According to a National Guard Bureau article, Adm. Mike Mullen, chairman of the Joint Chiefs of Staff, said recently that the Guard has transitioned from a strategic reserve to an operational force since 2001 - but reverting back should not be allowed.
"I don't think our kids are going to want to stay and watch the active components continually deploy over and over again and not do their part," McKinley said. "And so that's the operational reserve we have. We have a group of young men and women who want to be a part of this operation and see it through to the end."
McKinley gave other reasons for keeping an operational force as a national defense safeguard and broader civic participation in the U.S. armed forces.
"There are large parts of the country with no military presence other than the Reserve components," he said. "This tie to the American people is critical. They need to see their men and women in uniform."
McKinley said the challenge is whether an operational reserve is affordable or realistic. But if military leaders don't ask those questions beforehand, it could upset unity between fellow services.

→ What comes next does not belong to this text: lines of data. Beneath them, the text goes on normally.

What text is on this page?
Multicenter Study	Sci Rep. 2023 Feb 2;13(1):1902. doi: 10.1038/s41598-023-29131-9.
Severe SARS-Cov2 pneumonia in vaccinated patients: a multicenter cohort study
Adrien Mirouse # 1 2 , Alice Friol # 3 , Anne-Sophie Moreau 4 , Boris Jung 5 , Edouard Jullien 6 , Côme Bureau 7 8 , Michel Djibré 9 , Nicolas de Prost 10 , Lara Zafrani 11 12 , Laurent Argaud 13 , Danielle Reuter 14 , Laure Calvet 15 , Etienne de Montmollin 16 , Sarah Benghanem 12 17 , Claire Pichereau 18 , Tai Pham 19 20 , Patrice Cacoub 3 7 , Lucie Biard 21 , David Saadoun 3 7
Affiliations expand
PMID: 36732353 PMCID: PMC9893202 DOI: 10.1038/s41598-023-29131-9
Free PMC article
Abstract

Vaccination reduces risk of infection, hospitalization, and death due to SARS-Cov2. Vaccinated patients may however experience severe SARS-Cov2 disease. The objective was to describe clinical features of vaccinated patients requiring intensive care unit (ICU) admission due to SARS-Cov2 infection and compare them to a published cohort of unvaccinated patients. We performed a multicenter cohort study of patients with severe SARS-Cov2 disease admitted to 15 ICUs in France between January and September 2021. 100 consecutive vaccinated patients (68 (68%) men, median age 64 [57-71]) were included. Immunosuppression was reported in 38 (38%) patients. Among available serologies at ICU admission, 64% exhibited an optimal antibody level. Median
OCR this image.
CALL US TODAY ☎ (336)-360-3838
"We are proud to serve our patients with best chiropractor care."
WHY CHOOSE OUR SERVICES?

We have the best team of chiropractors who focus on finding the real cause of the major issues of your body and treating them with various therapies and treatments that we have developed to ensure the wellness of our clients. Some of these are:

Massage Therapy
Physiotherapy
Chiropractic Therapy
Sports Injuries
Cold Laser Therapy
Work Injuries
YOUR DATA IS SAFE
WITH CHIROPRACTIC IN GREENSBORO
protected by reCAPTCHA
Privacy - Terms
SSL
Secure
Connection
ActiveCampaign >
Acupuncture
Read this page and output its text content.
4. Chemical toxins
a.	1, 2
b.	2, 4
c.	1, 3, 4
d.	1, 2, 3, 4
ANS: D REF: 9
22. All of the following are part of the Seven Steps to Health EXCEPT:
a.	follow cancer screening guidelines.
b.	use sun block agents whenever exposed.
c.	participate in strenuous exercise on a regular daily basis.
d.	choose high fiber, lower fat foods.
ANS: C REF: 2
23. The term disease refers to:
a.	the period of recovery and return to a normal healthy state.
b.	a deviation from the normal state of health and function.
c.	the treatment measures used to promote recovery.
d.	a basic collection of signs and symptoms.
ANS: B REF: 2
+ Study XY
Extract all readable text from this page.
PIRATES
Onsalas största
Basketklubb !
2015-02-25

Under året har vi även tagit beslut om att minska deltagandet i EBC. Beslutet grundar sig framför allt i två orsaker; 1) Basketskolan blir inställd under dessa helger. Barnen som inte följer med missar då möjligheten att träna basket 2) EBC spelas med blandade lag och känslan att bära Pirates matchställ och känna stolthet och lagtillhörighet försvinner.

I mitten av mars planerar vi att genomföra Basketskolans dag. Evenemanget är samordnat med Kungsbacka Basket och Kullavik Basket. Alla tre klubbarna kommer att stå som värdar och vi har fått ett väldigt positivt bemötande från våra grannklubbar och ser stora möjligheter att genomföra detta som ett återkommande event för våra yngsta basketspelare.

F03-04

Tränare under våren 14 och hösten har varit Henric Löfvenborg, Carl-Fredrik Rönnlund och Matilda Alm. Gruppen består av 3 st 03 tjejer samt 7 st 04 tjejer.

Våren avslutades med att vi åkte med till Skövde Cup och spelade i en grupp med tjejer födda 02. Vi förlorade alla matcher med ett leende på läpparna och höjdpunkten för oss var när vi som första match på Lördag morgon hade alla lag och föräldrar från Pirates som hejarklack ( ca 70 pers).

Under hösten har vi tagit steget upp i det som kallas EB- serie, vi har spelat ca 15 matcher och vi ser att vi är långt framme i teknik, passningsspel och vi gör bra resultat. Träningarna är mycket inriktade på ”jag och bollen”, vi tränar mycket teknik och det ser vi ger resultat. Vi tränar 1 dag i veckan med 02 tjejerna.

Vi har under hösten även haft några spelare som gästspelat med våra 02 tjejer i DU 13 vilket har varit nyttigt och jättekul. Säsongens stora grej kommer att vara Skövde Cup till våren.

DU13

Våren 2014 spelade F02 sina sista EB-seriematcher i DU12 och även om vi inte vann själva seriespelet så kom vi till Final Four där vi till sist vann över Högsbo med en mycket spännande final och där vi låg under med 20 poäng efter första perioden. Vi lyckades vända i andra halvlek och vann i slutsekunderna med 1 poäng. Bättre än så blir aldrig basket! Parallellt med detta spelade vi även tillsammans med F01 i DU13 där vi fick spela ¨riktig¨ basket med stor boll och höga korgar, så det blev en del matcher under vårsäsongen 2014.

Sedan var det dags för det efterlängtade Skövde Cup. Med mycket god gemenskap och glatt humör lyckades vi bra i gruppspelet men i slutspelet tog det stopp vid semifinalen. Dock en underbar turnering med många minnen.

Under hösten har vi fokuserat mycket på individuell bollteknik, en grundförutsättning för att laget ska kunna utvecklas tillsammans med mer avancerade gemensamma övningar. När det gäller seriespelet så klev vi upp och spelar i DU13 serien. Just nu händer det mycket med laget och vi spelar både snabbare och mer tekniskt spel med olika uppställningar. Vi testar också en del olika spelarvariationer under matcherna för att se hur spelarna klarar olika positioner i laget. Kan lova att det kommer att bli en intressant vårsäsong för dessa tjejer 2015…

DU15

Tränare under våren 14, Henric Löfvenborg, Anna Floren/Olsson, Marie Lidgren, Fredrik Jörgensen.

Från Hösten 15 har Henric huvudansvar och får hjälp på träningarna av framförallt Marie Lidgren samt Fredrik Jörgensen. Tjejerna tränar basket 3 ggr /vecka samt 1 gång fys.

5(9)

"It's going to be up to us to figure out what price of the force is going to be," he said. "But if we don't do that, and if we slide back to a marginal force, a force that is not respected ... how are we ever going to fight together again'"
CGSC student Maj. Al Tabarez said he agreed with McKinley that the military needs to consider its domestic allocation of forces.
"I thought what he was saying had a lot of merit," Tabarez said. "... Challenging us to look inwardly, and say, 'Hey, what can we do to answer our profession''"
Maj. Khan Hernandez, another CGSC student, said he appreciated listening to the Guard's perspective.
"(The military) has to be more agile, and we have to react quickly," he said.
McKinley told the students he was once asked to face a commission investigating how terrorists were able to attack the United States in 2001.
Members of the National Commission on Terrorist Attacks Upon the United States asked then - Maj. Gen. McKinley - serving at the time as combatant commander, United States Northern Command and North American Aerospace Defense Command - how the most powerful military on earth could allow an attack on U.S. soil.
"I said to the commissioner, 'All I can tell you is that nothing came across my desk from an intelligence perspective, there were no warning signs that I was aware of as a two-star general," McKinley said. "We had the forces in place that the federal government felt was adequate to protect our nation from an attack on the outside ...
"And he stopped me. And he said, 'General, there is no answer. You and your colleagues have a failure of imagination.' And I sat there fairly stunned and said what the obvious is, is that he's absolutely right."
McKinley said the task of military officers is to prevent events like the terrorist attacks of Sept. 11, 2001, and civilian death and displacement from Hurricane Katrina in 2005.
"And so your challenge as young officers from all around the world is to never let that happen," he said. "Trust on your thoughts on your beliefs and to be thinking out in front and to never let your imagination not keep up with what could happen to you in the world, because too many people depend upon you to not have that failure of imagination."